22 thoughts on “Please Read This Manual Carefully”

  1. Usually, a comic bit, spoken or written, achieves its humor via crescendo–a build-up. When I got to your next-to-last paragraph, the climax of your piece, I felt the Pull-In–I was laughing so hard at “Tree Love”, I hurt. And then I laughed harder at the last paragraph. So I reread both of them, and they are just as funny standalone. No build-up needed.

    So good.

    1. Greg, Out brought me back here, so I read it again. That manual was probably written in China. Heck, they should have hired Helen C. She speaks wonderful English. Ummm, reminds me of the instructions for smoking electronic cigarettes. Great fun to read even though it wasn’t legible.

  2. Poor trees, fighting wind, chainsaw, and dog. I shall watch warily to see how they defend themselves when I next let the dog out. Loved this post.

  3. I have chosen not to make chainsaws a part of my life. However, my neighbor found his chainsaw very useful when he had to widen the apron of ice to allow his car access to his driveway.
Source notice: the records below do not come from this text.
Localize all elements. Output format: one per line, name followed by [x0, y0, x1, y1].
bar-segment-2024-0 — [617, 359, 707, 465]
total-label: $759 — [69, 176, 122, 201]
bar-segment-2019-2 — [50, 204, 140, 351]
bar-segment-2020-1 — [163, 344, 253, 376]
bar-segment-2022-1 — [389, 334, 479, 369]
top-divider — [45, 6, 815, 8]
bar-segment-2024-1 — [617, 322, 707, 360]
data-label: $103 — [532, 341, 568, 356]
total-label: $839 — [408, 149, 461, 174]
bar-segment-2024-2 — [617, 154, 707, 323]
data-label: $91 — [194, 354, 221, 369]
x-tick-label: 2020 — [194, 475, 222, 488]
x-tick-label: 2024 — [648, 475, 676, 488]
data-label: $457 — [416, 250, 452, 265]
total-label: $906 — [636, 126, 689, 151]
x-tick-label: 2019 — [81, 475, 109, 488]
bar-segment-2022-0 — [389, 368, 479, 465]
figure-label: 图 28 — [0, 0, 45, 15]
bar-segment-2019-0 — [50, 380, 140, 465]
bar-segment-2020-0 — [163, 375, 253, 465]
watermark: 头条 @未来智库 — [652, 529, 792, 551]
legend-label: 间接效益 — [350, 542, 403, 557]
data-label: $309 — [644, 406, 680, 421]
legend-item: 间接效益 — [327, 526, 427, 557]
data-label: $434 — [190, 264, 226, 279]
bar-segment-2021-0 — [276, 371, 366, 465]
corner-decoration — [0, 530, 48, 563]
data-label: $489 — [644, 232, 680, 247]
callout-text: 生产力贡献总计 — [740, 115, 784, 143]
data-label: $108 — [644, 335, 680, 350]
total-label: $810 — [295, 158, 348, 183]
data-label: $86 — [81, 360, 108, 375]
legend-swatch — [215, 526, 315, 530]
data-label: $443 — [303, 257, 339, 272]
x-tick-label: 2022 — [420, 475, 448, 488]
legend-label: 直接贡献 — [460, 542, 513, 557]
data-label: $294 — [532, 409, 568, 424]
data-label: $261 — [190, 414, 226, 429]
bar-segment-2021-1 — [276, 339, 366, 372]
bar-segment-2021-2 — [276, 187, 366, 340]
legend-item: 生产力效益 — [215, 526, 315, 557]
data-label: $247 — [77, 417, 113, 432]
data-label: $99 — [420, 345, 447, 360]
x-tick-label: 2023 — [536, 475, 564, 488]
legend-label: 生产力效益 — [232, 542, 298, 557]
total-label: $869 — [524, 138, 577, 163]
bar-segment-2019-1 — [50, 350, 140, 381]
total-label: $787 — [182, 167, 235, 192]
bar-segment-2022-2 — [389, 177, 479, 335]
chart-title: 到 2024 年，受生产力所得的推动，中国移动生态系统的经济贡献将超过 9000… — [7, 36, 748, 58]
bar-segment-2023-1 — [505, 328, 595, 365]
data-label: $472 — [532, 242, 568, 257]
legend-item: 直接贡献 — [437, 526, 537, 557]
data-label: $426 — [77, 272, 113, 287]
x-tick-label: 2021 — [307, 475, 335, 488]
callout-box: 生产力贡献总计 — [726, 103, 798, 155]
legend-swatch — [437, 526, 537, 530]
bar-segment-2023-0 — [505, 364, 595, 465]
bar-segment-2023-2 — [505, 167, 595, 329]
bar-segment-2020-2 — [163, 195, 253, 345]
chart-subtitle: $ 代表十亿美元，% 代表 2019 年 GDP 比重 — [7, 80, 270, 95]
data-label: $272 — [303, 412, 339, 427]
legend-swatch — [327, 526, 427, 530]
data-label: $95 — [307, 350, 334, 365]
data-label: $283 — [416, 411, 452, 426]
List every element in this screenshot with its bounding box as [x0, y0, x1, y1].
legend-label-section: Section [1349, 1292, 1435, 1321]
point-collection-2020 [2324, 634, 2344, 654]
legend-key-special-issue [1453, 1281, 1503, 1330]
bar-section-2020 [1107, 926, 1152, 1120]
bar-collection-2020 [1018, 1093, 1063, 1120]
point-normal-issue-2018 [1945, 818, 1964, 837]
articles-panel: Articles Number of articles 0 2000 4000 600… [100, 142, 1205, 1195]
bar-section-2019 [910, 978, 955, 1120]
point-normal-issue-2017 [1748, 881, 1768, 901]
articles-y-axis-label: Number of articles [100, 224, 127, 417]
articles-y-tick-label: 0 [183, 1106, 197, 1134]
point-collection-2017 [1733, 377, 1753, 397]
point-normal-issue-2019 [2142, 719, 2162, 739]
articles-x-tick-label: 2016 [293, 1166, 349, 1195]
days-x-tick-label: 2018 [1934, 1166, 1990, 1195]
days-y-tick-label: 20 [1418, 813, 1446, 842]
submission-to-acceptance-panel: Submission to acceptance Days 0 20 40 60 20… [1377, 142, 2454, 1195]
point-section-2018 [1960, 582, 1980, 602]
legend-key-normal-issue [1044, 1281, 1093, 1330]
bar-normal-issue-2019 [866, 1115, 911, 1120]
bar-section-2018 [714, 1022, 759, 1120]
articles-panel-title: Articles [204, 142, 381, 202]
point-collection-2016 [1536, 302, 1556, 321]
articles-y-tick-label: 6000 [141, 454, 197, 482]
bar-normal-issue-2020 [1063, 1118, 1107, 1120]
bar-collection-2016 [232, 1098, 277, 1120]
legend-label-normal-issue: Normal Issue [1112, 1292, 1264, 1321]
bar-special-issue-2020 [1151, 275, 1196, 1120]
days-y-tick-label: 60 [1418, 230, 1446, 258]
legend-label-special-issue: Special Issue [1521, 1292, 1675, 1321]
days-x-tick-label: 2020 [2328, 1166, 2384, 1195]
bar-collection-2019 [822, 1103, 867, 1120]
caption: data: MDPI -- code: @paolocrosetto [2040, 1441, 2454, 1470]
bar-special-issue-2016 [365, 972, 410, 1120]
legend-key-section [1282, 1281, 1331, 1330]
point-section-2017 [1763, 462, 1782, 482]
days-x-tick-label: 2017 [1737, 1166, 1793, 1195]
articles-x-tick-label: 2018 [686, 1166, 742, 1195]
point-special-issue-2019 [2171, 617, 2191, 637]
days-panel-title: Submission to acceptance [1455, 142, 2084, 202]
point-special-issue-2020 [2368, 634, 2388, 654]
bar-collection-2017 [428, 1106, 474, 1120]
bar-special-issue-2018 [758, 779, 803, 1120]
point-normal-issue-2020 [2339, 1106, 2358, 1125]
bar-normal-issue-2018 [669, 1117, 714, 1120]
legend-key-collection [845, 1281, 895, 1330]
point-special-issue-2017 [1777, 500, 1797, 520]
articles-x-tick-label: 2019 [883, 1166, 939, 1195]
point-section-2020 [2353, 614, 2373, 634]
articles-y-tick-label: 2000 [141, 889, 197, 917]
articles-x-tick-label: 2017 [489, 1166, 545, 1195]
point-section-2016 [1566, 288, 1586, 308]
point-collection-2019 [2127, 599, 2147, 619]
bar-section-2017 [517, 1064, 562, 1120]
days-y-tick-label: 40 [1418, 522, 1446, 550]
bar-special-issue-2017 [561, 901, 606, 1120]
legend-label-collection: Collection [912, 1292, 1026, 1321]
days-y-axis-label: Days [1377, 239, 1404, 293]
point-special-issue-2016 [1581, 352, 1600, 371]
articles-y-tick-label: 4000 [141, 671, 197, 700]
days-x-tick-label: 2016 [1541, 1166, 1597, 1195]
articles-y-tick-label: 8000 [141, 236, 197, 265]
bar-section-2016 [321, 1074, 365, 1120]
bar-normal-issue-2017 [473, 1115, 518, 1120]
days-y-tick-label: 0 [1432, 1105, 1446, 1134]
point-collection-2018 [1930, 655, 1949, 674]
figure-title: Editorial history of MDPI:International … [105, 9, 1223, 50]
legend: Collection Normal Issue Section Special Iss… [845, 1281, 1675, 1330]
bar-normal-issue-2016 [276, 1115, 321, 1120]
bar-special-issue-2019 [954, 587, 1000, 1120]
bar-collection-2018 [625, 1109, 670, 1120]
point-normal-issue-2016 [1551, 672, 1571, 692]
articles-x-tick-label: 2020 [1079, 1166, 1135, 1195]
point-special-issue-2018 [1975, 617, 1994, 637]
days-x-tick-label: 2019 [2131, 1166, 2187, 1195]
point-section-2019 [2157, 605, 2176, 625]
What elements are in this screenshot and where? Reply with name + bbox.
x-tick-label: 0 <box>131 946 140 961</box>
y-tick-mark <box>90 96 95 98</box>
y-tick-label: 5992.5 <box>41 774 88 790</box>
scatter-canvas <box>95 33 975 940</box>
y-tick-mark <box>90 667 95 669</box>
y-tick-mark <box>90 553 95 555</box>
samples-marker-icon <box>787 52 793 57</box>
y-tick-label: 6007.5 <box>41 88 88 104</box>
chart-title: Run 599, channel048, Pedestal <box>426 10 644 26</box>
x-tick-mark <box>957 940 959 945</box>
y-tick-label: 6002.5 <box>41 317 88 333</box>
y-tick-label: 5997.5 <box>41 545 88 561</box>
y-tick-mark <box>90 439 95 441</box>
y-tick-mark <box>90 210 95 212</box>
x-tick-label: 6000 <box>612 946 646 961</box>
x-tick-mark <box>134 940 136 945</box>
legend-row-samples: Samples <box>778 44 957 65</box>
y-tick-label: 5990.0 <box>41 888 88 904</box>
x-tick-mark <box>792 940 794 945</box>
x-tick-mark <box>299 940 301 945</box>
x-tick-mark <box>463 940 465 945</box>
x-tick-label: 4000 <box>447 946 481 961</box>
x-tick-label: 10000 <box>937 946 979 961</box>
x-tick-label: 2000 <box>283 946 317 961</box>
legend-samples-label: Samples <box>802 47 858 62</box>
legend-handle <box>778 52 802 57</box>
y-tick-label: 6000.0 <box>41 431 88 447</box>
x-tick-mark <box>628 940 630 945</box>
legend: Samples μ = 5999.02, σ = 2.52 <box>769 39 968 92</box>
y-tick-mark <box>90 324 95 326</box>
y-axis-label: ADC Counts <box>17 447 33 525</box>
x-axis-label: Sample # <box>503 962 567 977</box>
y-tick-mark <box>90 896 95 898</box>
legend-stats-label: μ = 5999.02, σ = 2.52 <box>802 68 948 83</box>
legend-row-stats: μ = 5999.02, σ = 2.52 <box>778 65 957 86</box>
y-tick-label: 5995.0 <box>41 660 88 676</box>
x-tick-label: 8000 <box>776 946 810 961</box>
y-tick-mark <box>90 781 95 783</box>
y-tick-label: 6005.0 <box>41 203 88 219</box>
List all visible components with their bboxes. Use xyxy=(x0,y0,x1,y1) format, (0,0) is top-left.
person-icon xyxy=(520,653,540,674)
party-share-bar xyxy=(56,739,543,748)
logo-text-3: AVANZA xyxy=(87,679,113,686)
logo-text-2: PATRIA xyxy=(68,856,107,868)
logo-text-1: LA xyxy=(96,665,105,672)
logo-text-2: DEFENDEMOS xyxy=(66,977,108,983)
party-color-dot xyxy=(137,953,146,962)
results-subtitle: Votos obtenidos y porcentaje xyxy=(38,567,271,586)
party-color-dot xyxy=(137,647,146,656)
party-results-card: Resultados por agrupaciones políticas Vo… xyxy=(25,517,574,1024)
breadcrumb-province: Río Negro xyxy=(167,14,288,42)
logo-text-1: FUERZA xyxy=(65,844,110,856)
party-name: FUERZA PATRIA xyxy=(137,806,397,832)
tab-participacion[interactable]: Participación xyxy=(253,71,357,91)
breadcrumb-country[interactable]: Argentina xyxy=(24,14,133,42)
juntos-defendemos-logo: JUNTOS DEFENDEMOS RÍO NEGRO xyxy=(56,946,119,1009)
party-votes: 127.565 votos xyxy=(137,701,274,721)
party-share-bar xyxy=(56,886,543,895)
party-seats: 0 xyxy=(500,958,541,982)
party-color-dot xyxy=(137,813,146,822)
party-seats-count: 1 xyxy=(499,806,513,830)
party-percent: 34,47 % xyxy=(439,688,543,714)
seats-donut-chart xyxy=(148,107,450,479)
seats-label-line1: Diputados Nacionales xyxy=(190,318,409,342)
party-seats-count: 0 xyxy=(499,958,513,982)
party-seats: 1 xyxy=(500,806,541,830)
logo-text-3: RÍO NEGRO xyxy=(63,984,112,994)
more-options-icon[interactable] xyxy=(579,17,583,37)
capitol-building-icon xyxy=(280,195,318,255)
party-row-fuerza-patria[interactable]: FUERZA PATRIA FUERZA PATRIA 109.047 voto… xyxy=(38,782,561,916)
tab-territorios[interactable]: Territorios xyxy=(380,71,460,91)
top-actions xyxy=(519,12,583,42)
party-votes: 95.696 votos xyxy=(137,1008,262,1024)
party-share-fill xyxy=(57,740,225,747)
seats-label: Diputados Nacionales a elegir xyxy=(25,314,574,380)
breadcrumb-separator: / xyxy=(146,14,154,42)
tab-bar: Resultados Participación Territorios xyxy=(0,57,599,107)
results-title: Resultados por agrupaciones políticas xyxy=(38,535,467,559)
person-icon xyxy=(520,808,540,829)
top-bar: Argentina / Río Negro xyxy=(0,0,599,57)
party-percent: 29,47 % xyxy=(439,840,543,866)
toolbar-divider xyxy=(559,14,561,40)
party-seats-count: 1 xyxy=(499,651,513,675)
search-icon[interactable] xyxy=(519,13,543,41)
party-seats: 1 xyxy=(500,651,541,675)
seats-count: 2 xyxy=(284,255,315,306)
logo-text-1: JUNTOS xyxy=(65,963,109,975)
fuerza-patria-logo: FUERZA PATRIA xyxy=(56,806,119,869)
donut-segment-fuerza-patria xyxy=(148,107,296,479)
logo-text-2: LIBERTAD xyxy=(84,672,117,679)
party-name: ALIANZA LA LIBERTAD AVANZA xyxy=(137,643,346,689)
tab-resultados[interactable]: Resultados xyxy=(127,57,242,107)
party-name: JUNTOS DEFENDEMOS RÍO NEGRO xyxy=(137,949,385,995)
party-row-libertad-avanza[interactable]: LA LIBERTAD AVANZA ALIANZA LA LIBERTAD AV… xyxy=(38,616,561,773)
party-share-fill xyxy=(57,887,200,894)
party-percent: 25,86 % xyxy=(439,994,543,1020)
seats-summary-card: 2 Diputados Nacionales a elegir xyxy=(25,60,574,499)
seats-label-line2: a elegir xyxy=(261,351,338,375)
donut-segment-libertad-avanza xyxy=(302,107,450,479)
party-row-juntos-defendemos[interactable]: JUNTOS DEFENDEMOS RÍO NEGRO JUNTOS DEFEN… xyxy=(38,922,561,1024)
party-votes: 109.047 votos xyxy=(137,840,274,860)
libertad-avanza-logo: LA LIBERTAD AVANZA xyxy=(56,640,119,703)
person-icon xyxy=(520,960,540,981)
I believe he followed all of your rules.

    1. Could we be in “The Winter of the Chainsaw”? A guy down the road did the same thing to free his pole barn from a monstrous icicle.

    1. Will do,

      I’ll also let them know which tree did me in so the police or at least the county agricultural agent can make it pay for it’s crime.

    1. I know what you mean, I tried reading the manual on-line and all I got for my effort was the imprint of the keyboard on my forehead as I nodded off.